Richard Heck heck at fas.harvard.edu
Thu Jun 5 23:51:41 EDT 2003


On Thu, 2003-06-05 at 14:30, Dean Buckner wrote:
> The point is,
> 
> (A) It is improbable that Bacon wrote Macbeth
> (B) It is probable that Shakespeare wrote Macbeth
> 
> does not imply
> 
> (C) Shakespeare <> Bacon
> 
> whereas by Leibniz it should.  

No, Leibniz's Law does NOT imply that it should, not unless you assume
that "It is probable that" is an extensional (transparent) context. The
example you mention gives us reason to suppose, however, that it is not,
at least in this use. That's because, in this use, "probable" expresses
an epistemic (sometimes called "subjective") conception of probability.
If you're operating with an "objective" conception, then Leibniz's Law
will apply as usual.

It's worth being careful here about how one formulates Leibniz's Law.
(The following is essentially stolen from a paper of Dick Cartwright's.)
Leibniz's Law is not schematic.

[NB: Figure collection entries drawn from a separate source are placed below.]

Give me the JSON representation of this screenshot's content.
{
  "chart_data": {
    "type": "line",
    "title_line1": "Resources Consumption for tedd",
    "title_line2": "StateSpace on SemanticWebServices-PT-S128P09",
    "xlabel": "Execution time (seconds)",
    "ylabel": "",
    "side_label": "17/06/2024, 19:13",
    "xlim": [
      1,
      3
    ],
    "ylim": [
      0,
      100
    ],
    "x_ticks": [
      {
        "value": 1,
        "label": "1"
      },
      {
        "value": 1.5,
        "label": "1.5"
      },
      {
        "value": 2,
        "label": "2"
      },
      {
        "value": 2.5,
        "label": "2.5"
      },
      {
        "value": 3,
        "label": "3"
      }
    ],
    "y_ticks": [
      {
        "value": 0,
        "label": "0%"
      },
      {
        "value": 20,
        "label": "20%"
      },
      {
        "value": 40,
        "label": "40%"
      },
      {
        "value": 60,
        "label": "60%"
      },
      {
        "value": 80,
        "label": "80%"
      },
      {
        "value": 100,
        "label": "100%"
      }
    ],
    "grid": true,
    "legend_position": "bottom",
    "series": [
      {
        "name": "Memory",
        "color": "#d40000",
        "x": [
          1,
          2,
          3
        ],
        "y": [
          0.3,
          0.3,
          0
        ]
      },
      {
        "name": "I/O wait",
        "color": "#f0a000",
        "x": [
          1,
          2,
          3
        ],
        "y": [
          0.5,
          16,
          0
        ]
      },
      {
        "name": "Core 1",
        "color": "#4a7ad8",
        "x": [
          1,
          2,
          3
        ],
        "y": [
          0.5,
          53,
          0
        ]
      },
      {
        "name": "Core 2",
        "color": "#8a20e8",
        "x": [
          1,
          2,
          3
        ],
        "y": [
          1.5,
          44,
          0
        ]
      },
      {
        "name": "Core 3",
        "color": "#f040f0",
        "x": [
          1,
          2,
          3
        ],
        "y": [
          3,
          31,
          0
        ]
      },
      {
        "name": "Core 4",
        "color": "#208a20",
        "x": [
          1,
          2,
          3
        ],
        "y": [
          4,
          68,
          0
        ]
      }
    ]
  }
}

It does not say that, for every
sentential context ...x..., if "...a..." is true and "a=b" is true, then
"...b..." is also true. Rather, at least as Leibniz himself formulated
it, and as Frege and Russell did, too, more or less, Leibniz's Law says
that, for every property of objects P, if a has P and a=b, then b has P.
The schematic version would then follow if we knew that every sentential
context ...x... defined a property of objects. But familiar examples
give us reason to doubt that every context does define such a property.